Hepatic artery thrombosis (HAT) is a serious medical event that occurs when a blood clot forms within the hepatic artery, the main vessel delivering oxygenated blood to the liver. Although the hepatic artery provides only 25 to 30% of the liver’s total blood supply, it supplies almost all the oxygen required by the organ’s bile duct system. The sudden blockage creates an immediate and severe oxygen deficit in the affected liver tissue. This condition demands prompt recognition and intervention due to the high risk of rapid liver damage and failure.
What Hepatic Artery Thrombosis Is
The formation of a clot, or thrombus, within the hepatic artery immediately obstructs the flow of oxygen and nutrients to the liver cells, a condition known as ischemia. While the liver receives the majority of its blood flow from the portal vein, that blood is rich in nutrients but relatively low in oxygen compared to the arterial supply. Although the liver’s dual blood supply usually provides some resistance to damage, a complete blockage of the hepatic artery can overwhelm this protective mechanism.
The bile ducts are the most sensitive structures to this oxygen deprivation, relying almost exclusively on the hepatic artery for survival. When the artery is thrombosed, the resulting ischemia can lead to necrosis, or death, of the bile duct tissue, known as ischemic cholangiopathy. This tissue death can cause bile leaks, abscess formation, and severe inflammation, leading to rapid deterioration of liver function. The severity of the resulting liver damage and the clinical presentation depend heavily on whether the blockage is total and how quickly collateral blood vessels can develop to reroute blood flow.

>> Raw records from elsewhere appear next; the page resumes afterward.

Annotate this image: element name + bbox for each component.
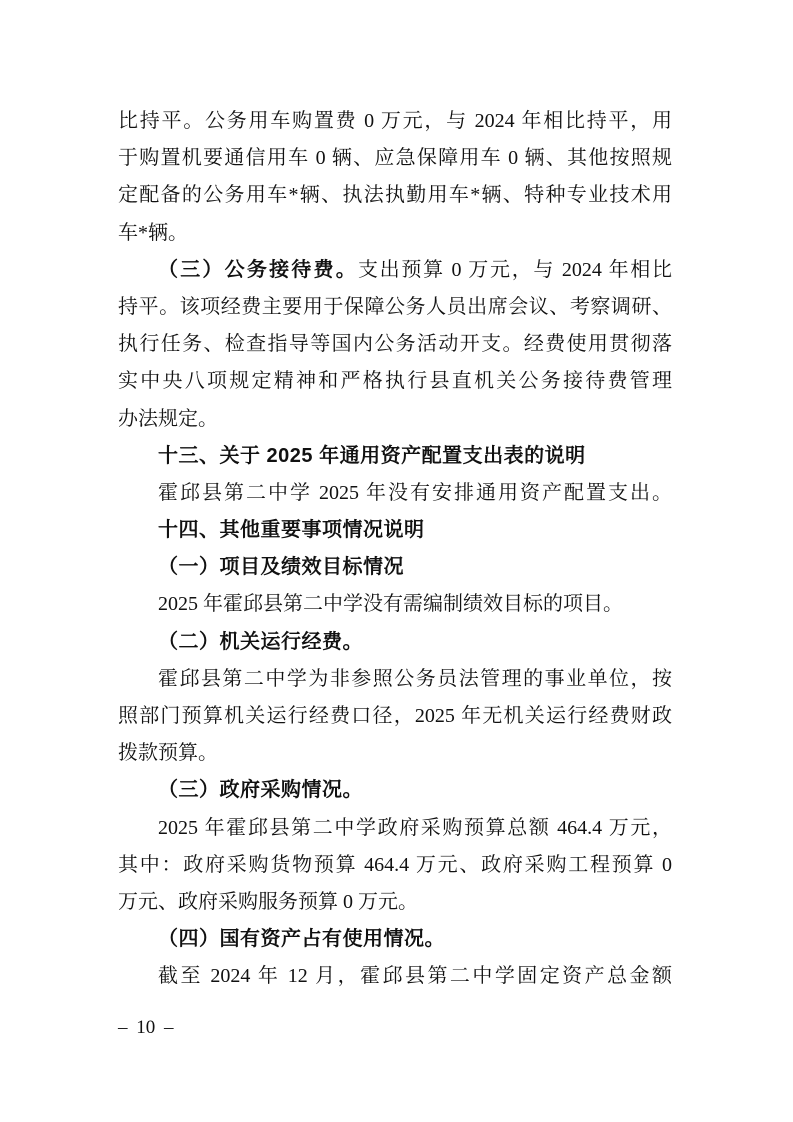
text-line: 霍邱县第二中学 2025 年没有安排通用资产配置支出。 <box>118 475 672 512</box>
text-run: 霍邱县第二中学为非参照公务员法管理的事业单位，按 <box>158 668 672 690</box>
text-run: 2025 年霍邱县第二中学没有需编制绩效目标的项目。 <box>158 593 623 615</box>
bold-run: 十三、关于 2025 年通用资产配置支出表的说明 <box>158 445 586 467</box>
text-line: 持平。该项经费主要用于保障公务人员出席会议、考察调研、 <box>118 289 672 326</box>
text-line: 定配备的公务用车*辆、执法执勤用车*辆、特种专业技术用 <box>118 177 672 214</box>
text-run: 霍邱县第二中学 2025 年没有安排通用资产配置支出。 <box>158 482 672 504</box>
bold-run: （三）公务接待费。 <box>158 259 358 281</box>
text-line: 霍邱县第二中学为非参照公务员法管理的事业单位，按 <box>118 661 672 698</box>
text-run: 拨款预算。 <box>118 742 218 764</box>
bold-run: （一）项目及绩效目标情况 <box>158 556 404 578</box>
heading-line: （二）机关运行经费。 <box>118 624 672 661</box>
heading-line: （一）项目及绩效目标情况 <box>118 549 672 586</box>
bold-run: （四）国有资产占有使用情况。 <box>158 928 445 950</box>
page: 比持平。公务用车购置费 0 万元，与 2024 年相比持平，用于购置机要通信用车… <box>0 0 793 1122</box>
text-line: 截至 2024 年 12 月，霍邱县第二中学固定资产总金额 <box>118 958 672 995</box>
text-line: 比持平。公务用车购置费 0 万元，与 2024 年相比持平，用 <box>118 103 672 140</box>
bold-run: 十四、其他重要事项情况说明 <box>158 519 425 541</box>
text-run: 支出预算 0 万元，与 2024 年相比 <box>358 259 672 281</box>
text-line: 执行任务、检查指导等国内公务活动开支。经费使用贯彻落 <box>118 326 672 363</box>
text-line: 2025 年霍邱县第二中学政府采购预算总额 464.4 万元， <box>118 810 672 847</box>
text-line: 拨款预算。 <box>118 735 672 772</box>
text-line: 实中央八项规定精神和严格执行县直机关公务接待费管理 <box>118 363 672 400</box>
heading-line: 十四、其他重要事项情况说明 <box>118 512 672 549</box>
text-line: 办法规定。 <box>118 401 672 438</box>
text-line: 于购置机要通信用车 0 辆、应急保障用车 0 辆、其他按照规 <box>118 140 672 177</box>
text-run: 其中：政府采购货物预算 464.4 万元、政府采购工程预算 0 <box>118 854 672 876</box>
bold-run: （二）机关运行经费。 <box>158 631 363 653</box>
heading-line: 十三、关于 2025 年通用资产配置支出表的说明 <box>118 438 672 475</box>
text-run: 执行任务、检查指导等国内公务活动开支。经费使用贯彻落 <box>118 333 672 355</box>
text-line: 万元、政府采购服务预算 0 万元。 <box>118 884 672 921</box>
text-line: 其中：政府采购货物预算 464.4 万元、政府采购工程预算 0 <box>118 847 672 884</box>
text-line: 车*辆。 <box>118 215 672 252</box>
text-run: 实中央八项规定精神和严格执行县直机关公务接待费管理 <box>118 370 672 392</box>
text-line: 照部门预算机关运行经费口径，2025 年无机关运行经费财政 <box>118 698 672 735</box>
text-line: 2025 年霍邱县第二中学没有需编制绩效目标的项目。 <box>118 586 672 623</box>
text-run: 截至 2024 年 12 月，霍邱县第二中学固定资产总金额 <box>158 965 672 987</box>
text-run: 2025 年霍邱县第二中学政府采购预算总额 464.4 万元， <box>158 817 672 839</box>
heading-line: （四）国有资产占有使用情况。 <box>118 921 672 958</box>
heading-line: （三）政府采购情况。 <box>118 772 672 809</box>
bold-run: （三）政府采购情况。 <box>158 779 363 801</box>
text-run: 照部门预算机关运行经费口径，2025 年无机关运行经费财政 <box>118 705 672 727</box>
text-run: 万元、政府采购服务预算 0 万元。 <box>118 891 418 913</box>
text-run: 于购置机要通信用车 0 辆、应急保障用车 0 辆、其他按照规 <box>118 147 672 169</box>
text-line: （三）公务接待费。支出预算 0 万元，与 2024 年相比 <box>118 252 672 289</box>
text-run: 车*辆。 <box>118 222 188 244</box>
text-run: 比持平。公务用车购置费 0 万元，与 2024 年相比持平，用 <box>118 110 672 132</box>
text-run: 定配备的公务用车*辆、执法执勤用车*辆、特种专业技术用 <box>118 184 672 206</box>
page-number: – 10 – <box>118 1012 174 1044</box>
text-run: 持平。该项经费主要用于保障公务人员出席会议、考察调研、 <box>118 296 672 318</box>
document-body: 比持平。公务用车购置费 0 万元，与 2024 年相比持平，用于购置机要通信用车… <box>118 103 672 996</box>
text-run: 办法规定。 <box>118 408 218 430</box>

Key Factors That Increase Risk
Hepatic artery thrombosis is most frequently encountered as a complication following liver transplantation, where it represents the most common vascular complication of the procedure. The incidence ranges from 4% to 8% in adults and is higher in pediatric recipients, usually occurring within the first month after surgery. Technical surgical factors, particularly issues with the arterial anastomosis (the connection of the donor and recipient arteries), are a primary cause.
Risk Factors in Transplant Recipients
Other factors increase the risk of HAT in transplant recipients:
- A prolonged warm ischemia time, which is the period the organ is without blood flow before being placed in the recipient.

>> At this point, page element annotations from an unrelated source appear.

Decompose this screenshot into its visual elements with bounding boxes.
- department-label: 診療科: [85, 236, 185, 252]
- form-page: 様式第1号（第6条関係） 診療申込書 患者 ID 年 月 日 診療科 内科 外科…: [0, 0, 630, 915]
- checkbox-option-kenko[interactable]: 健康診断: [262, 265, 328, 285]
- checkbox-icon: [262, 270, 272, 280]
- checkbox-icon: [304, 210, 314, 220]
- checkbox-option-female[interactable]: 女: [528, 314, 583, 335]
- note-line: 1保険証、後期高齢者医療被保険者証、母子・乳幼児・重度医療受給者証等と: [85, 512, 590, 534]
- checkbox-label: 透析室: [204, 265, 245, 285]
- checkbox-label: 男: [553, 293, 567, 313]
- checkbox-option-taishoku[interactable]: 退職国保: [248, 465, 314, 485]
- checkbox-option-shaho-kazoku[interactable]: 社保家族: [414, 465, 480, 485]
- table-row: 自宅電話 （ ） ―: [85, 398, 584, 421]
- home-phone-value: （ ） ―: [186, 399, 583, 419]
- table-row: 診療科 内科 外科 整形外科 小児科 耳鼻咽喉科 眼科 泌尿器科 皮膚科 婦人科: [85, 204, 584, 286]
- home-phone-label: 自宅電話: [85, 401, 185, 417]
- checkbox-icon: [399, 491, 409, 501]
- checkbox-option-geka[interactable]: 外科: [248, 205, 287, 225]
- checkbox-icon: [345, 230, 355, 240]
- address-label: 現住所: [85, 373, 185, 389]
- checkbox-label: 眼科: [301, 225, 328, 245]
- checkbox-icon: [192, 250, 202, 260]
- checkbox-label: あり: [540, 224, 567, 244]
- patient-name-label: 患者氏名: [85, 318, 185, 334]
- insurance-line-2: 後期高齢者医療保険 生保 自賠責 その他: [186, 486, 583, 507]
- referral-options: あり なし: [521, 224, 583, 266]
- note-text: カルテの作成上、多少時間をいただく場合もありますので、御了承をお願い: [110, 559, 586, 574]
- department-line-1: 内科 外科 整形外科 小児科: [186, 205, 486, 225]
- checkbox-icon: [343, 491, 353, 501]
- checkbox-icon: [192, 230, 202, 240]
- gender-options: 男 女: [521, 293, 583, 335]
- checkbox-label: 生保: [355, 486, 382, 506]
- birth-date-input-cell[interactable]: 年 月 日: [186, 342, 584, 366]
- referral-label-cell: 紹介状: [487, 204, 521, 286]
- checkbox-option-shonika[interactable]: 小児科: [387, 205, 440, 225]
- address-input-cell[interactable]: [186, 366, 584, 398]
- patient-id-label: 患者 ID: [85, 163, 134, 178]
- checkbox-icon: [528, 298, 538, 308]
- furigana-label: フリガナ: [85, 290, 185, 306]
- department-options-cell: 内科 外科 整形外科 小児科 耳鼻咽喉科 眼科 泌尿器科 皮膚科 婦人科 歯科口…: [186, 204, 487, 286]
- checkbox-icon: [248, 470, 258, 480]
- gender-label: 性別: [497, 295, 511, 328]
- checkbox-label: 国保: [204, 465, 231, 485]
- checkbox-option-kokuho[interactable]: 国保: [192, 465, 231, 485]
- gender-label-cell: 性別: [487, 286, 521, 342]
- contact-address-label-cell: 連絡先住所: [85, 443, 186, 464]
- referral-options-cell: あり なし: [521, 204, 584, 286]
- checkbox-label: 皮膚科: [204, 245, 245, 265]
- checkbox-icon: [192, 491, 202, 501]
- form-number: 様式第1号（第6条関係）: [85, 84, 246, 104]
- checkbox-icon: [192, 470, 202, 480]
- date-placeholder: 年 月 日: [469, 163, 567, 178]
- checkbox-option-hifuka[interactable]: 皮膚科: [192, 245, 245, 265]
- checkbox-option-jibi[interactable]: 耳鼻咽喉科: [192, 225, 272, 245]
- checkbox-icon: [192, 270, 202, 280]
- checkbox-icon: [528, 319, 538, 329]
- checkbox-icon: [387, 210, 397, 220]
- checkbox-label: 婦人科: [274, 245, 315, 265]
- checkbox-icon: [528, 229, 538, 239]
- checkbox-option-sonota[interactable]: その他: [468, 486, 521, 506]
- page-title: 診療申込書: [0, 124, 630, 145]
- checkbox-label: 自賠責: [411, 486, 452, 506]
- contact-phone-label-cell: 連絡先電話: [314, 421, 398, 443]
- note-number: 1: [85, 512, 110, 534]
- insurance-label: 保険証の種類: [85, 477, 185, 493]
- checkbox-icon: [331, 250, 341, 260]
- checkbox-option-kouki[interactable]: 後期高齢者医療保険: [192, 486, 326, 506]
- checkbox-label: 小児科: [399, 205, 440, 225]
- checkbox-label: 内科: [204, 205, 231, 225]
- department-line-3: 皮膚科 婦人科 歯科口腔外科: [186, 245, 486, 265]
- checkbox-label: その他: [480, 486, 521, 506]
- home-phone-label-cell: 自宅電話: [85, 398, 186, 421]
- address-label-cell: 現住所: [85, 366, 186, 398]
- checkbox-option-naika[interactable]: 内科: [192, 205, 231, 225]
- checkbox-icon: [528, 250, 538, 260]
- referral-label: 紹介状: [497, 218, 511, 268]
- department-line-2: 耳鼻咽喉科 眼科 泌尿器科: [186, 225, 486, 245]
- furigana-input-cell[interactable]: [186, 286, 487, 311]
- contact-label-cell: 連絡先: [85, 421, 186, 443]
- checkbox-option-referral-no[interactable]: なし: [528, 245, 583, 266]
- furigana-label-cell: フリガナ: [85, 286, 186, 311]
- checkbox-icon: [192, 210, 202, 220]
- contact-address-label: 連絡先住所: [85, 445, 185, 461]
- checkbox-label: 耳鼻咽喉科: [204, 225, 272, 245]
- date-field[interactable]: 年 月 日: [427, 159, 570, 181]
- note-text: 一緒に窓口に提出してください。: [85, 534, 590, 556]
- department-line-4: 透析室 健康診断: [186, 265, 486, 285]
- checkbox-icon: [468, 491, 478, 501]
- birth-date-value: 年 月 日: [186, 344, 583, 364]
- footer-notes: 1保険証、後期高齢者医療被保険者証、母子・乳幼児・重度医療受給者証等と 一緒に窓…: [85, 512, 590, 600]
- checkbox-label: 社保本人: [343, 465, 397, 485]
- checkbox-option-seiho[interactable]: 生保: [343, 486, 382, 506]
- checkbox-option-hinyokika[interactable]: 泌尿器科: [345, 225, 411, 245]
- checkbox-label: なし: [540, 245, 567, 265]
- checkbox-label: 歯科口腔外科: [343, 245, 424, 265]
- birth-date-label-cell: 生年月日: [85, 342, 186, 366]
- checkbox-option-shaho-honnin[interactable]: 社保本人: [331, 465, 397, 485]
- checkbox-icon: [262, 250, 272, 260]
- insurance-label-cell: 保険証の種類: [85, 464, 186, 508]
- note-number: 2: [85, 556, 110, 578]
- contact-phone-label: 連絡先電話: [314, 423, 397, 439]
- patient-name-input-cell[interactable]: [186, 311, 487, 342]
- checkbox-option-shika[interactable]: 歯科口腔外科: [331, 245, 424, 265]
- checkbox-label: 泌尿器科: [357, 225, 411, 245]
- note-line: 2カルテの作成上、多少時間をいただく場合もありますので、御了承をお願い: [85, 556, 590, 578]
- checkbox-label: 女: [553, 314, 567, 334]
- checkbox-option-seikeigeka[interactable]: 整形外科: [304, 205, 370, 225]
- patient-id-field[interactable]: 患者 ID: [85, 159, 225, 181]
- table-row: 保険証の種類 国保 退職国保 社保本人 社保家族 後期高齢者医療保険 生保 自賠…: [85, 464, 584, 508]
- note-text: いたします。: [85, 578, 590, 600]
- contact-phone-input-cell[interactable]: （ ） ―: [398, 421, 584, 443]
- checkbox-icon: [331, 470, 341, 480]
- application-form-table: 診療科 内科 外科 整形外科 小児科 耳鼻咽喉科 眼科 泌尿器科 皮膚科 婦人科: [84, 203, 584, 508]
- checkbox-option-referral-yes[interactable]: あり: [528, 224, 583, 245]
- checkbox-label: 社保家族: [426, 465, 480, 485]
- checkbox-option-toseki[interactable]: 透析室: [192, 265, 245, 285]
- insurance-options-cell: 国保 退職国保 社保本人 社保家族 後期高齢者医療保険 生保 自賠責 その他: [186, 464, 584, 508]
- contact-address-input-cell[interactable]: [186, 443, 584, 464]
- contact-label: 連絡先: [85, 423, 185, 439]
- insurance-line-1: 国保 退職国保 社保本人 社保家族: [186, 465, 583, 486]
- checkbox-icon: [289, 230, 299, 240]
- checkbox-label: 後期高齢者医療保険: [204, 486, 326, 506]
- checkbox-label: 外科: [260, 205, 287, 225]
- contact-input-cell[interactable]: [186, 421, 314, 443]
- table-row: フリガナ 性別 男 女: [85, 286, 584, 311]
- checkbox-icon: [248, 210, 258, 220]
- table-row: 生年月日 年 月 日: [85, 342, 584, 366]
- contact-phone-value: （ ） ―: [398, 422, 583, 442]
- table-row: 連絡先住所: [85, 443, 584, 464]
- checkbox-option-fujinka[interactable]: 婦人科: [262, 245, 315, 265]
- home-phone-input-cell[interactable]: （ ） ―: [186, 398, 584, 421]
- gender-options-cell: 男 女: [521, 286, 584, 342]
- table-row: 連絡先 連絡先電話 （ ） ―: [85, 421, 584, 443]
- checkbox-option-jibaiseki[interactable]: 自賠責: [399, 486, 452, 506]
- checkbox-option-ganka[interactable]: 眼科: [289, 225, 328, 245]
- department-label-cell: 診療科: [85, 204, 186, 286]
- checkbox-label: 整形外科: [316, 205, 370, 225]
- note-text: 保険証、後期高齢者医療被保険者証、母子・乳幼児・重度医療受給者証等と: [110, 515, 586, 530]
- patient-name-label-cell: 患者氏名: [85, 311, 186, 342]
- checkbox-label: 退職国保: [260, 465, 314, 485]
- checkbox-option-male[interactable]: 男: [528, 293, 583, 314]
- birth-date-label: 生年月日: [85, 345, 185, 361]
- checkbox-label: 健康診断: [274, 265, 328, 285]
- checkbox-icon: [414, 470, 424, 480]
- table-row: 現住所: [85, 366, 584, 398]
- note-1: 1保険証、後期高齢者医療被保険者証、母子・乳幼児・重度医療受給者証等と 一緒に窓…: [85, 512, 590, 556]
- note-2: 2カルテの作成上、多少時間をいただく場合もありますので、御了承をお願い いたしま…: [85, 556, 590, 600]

- Recipient characteristics such as older age, higher Model for End-Stage Liver Disease (MELD) scores, or a history of a previous liver transplant.
- Non-surgical issues, such as episodes of acute cellular rejection or infection with viruses like cytomegalovirus.
Risk Factors in Native Liver
Outside of transplantation, HAT can occur in a native liver due to underlying medical conditions. Individuals with hypercoagulable states, which cause the blood to clot too easily, are at increased risk. Other causes include severe atherosclerosis leading to plaque buildup, vasculitis (inflammation of the blood vessels), or injury from blunt abdominal trauma.
How Doctors Identify the Problem
The symptoms of HAT can be vague, often mimicking other post-operative complications like infection or rejection, making timely diagnosis challenging. Clinical signs prompting investigation include the sudden onset of fever, severe abdominal pain, and rapid deterioration of liver function tests. Lab work commonly shows a significant, often dramatic, elevation of liver enzymes, such as alanine transaminase (ALT) and aspartate transaminase (AST).
The primary method for confirming the diagnosis is Doppler ultrasound, a non-invasive imaging study. This test uses sound waves to visualize blood flow through the hepatic artery and detects the absence of flow characteristic of thrombosis. If the Doppler ultrasound is inconclusive or more detail is needed, doctors may use computed tomography (CT) angiography. This involves injecting contrast dye into the bloodstream to produce detailed images that confirm the clot and show any resulting areas of liver tissue death.
Options for Treatment and Recovery
Management of hepatic artery thrombosis requires prompt intervention focused on re-establishing blood flow to the liver, typically through medical or surgical means. One common approach is catheter-directed thrombolysis, where clot-busting drugs, such as urokinase, are delivered directly to the clot site via a catheter. Alternatively, an emergency surgical thrombectomy may be performed, involving the physical removal of the clot and a revision of the arterial connection.
While these revascularization procedures can be successful, they carry risks, including bleeding complications from the clot-busting drugs. If initial interventions fail to restore adequate blood flow, or if the liver has sustained irreversible damage, the ultimate treatment option is urgent re-transplantation with a new organ.
The recovery process, even with successful revascularization, is often complicated by biliary issues due to the initial ischemic injury to the bile ducts. Patients may require long-term supportive care, including management of subsequent bile duct strictures and infections. The outcome depends largely on the speed of diagnosis, the success of the revascularization effort, and the extent of damage sustained before treatment began.